Betriebskosten Warmwasser


Anteilige Umlegung bei Leerstand auf Mieter



Das auch bei einem hohen Leerstand in einem Mietshaus die Warmwasserkosten entsprechend der Heizkostenverordnung wie vorgeschrieben nach Verbrauch umzulegen sind, entschied der Bundesgerichtshof (BGH) im Dezember 2014. Beachten Sie dies, wenn Sie als Vermieter, Eigentümer eines Mietshauses mit leerstehenden Mietwohnungen sind.

Ein Mieter bewohnte eine ca. 47 m² große Mietwohnung in einem zentral beheizten Mietshaus mit 28 Wohneinheiten. Weil das Haus abgerissen werden sollte, wurden nur noch wenige Wohnungen von Mietern bewohnt.

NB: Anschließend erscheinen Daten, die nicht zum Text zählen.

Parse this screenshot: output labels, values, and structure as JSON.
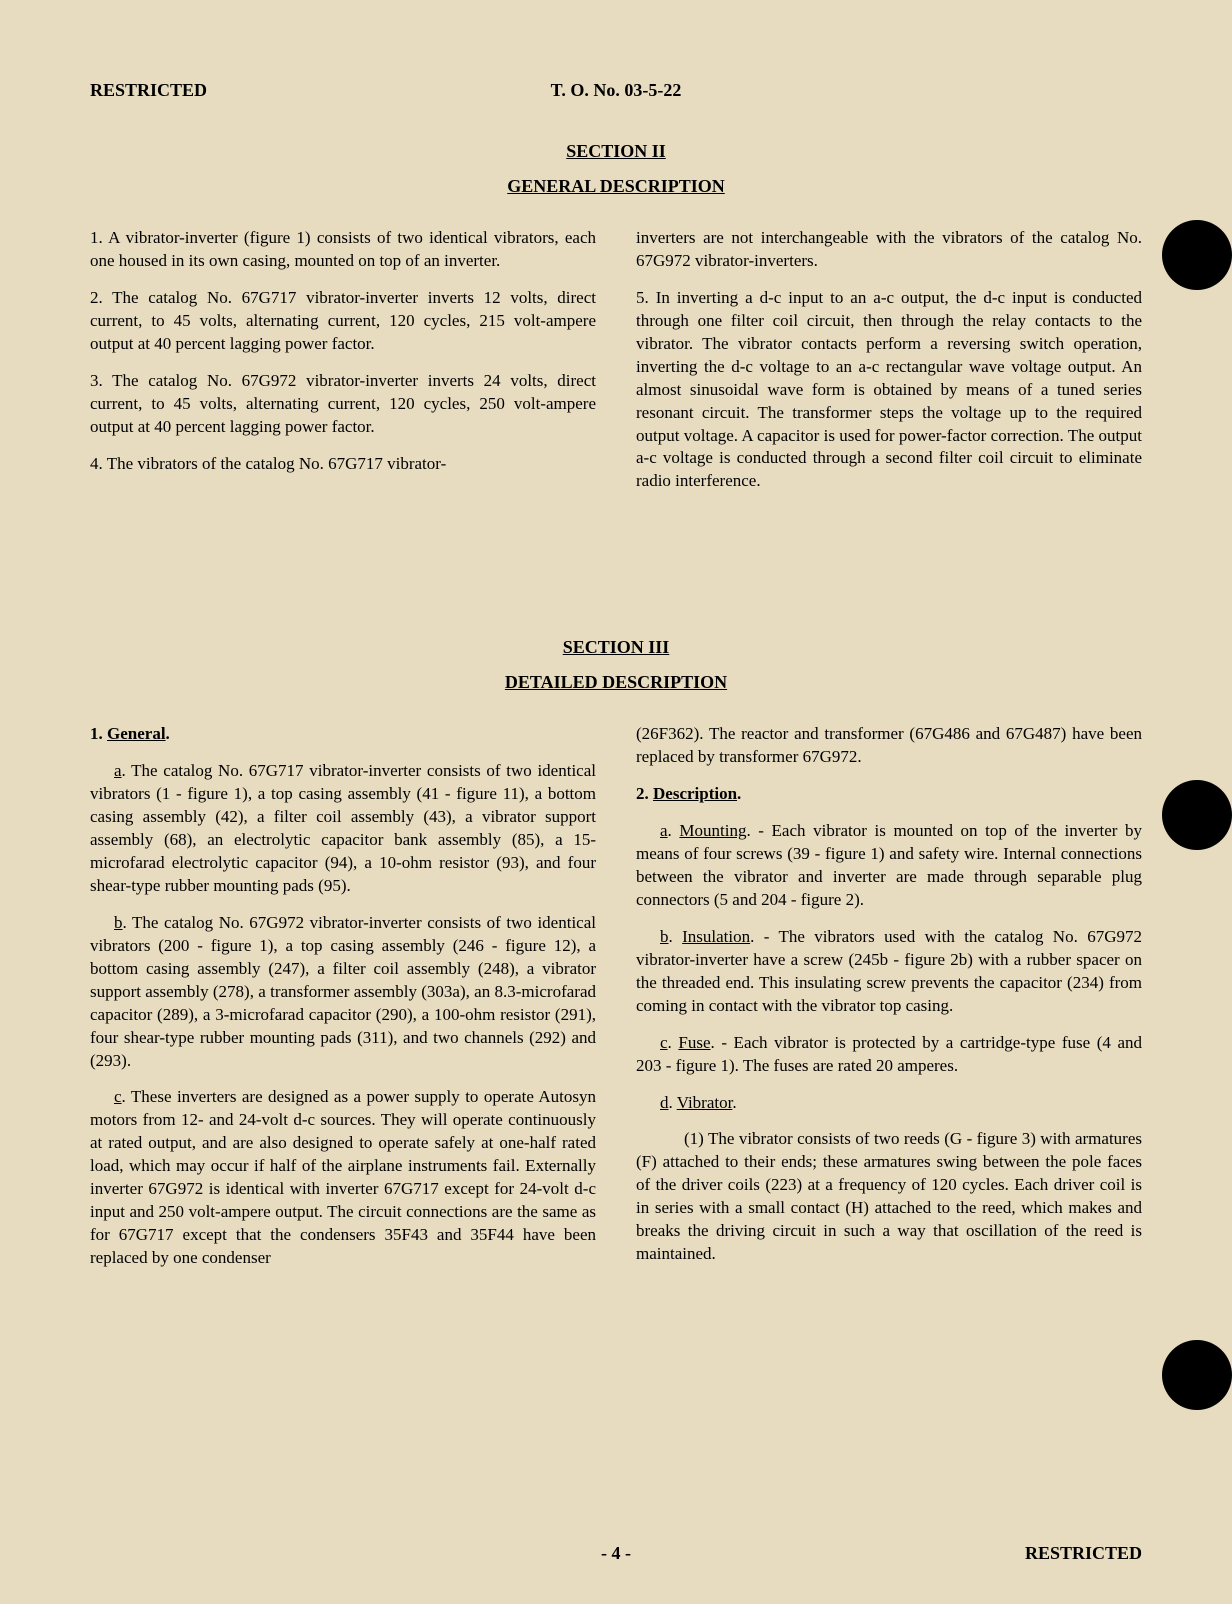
{
  "header": {
    "classification": "RESTRICTED",
    "doc_number": "T. O. No. 03-5-22"
  },
  "section2": {
    "title": "SECTION II",
    "subtitle": "GENERAL DESCRIPTION",
    "left": {
      "p1": "1. A vibrator-inverter (figure 1) consists of two identical vibrators, each one housed in its own casing, mounted on top of an inverter.",
      "p2": "2. The catalog No. 67G717 vibrator-inverter inverts 12 volts, direct current, to 45 volts, alternating current, 120 cycles, 215 volt-ampere output at 40 percent lagging power factor.",
      "p3": "3. The catalog No. 67G972 vibrator-inverter inverts 24 volts, direct current, to 45 volts, alternating current, 120 cycles, 250 volt-ampere output at 40 percent lagging power factor.",
      "p4": "4. The vibrators of the catalog No. 67G717 vibrator-"
    },
    "right": {
      "p1": "inverters are not interchangeable with the vibrators of the catalog No. 67G972 vibrator-inverters.",
      "p2": "5. In inverting a d-c input to an a-c output, the d-c input is conducted through one filter coil circuit, then through the relay contacts to the vibrator. The vibrator contacts perform a reversing switch operation, inverting the d-c voltage to an a-c rectangular wave voltage output. An almost sinusoidal wave form is obtained by means of a tuned series resonant circuit. The transformer steps the voltage up to the required output voltage. A capacitor is used for power-factor correction. The output a-c voltage is conducted through a second filter coil circuit to eliminate radio interference."
    }
  },
  "section3": {
    "title": "SECTION III",
    "subtitle": "DETAILED DESCRIPTION",
    "left": {
      "h1_num": "1. ",
      "h1_text": "General",
      "h1_period": ".",
      "a_label": "a",
      "a_text": ". The catalog No. 67G717 vibrator-inverter consists of two identical vibrators (1 - figure 1), a top casing assembly (41 - figure 11), a bottom casing assembly (42), a filter coil assembly (43), a vibrator support assembly (68), an electrolytic capacitor bank assembly (85), a 15-microfarad electrolytic capacitor (94), a 10-ohm resistor (93), and four shear-type rubber mounting pads (95).",
      "b_label": "b",
      "b_text": ". The catalog No. 67G972 vibrator-inverter consists of two identical vibrators (200 - figure 1), a top casing assembly (246 - figure 12), a bottom casing assembly (247), a filter coil assembly (248), a vibrator support assembly (278), a transformer assembly (303a), an 8.3-microfarad capacitor (289), a 3-microfarad capacitor (290), a 100-ohm resistor (291), four shear-type rubber mounting pads (311), and two channels (292) and (293).",
      "c_label": "c",
      "c_text": ". These inverters are designed as a power supply to operate Autosyn motors from 12- and 24-volt d-c sources. They will operate continuously at rated output, and are also designed to operate safely at one-half rated load, which may occur if half of the airplane instruments fail. Externally inverter 67G972 is identical with inverter 67G717 except for 24-volt d-c input and 250 volt-ampere output. The circuit connections are the same as for 67G717 except that the condensers 35F43 and 35F44 have been replaced by one condenser"
    },
    "right": {
      "p0": "(26F362). The reactor and transformer (67G486 and 67G487) have been replaced by transformer 67G972.",
      "h2_num": "2. ",
      "h2_text": "Description",
      "h2_period": ".",
      "a_label": "a",
      "a_text_u": "Mounting",
      "a_text": ". - Each vibrator is mounted on top of the inverter by means of four screws (39 - figure 1) and safety wire. Internal connections between the vibrator and inverter are made through separable plug connectors (5 and 204 - figure 2).",
      "b_label": "b",
      "b_text_u": "Insulation",
      "b_text": ". - The vibrators used with the catalog No. 67G972 vibrator-inverter have a screw (245b - figure 2b) with a rubber spacer on the threaded end. This insulating screw prevents the capacitor (234) from coming in contact with the vibrator top casing.",
      "c_label": "c",
      "c_text_u": "Fuse",
      "c_text": ". - Each vibrator is protected by a cartridge-type fuse (4 and 203 - figure 1). The fuses are rated 20 amperes.",
      "d_label": "d",
      "d_text_u": "Vibrator",
      "d_period": ".",
      "p1_text": "(1) The vibrator consists of two reeds (G - figure 3) with armatures (F) attached to their ends; these armatures swing between the pole faces of the driver coils (223) at a frequency of 120 cycles. Each driver coil is in series with a small contact (H) attached to the reed, which makes and breaks the driving circuit in such a way that oscillation of the reed is maintained."
    }
  },
  "footer": {
    "page": "- 4 -",
    "classification": "RESTRICTED"
  },
  "colors": {
    "bg": "#e8dcc0",
    "text": "#000000",
    "hole": "#000000"
  }
}
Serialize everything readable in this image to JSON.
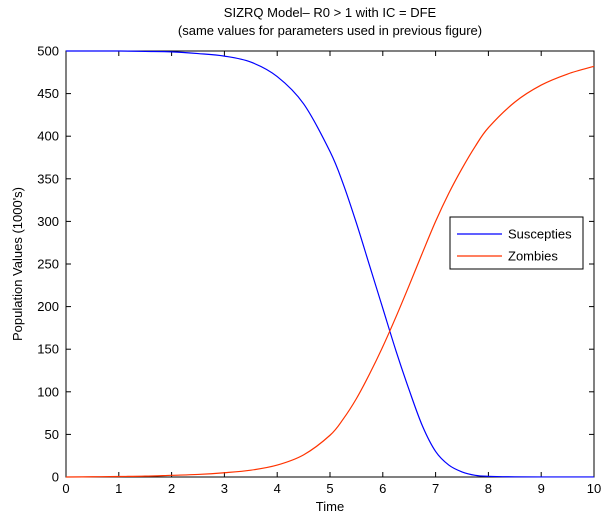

Die Warmwasserkosten wurden laut der Mietverträge zu 50 Prozent nach dem gemessenen Verbrauch und zu 50 Prozent entsprechend dem Verhältnis der Wohnflächen umgelegt.

In der Betriebskostenabrechnung hatte der Vermieter zum Ausgleich der leerstandsbedingten Kostenverschiebung den Mietern 50 Prozent des Verbrauchsanteils erlassen. Hiermit war der Mieter nicht einverstanden. Er meinte immer noch zuviel zahlen zu müssen.

Der BGH wies darauf hin, dass gemäß § 8 Abs. 1 HeizkostenV von den Warmwasserkosten zwingend mindestens 50 Prozent und höchstens 70 Prozent nach dem erfassten Warmwasserverbrauch umzulegen sind. Die übrigen Kosten sind entsprechend der Wohn- oder Nutzfläche unter den Mietern zu verteilen.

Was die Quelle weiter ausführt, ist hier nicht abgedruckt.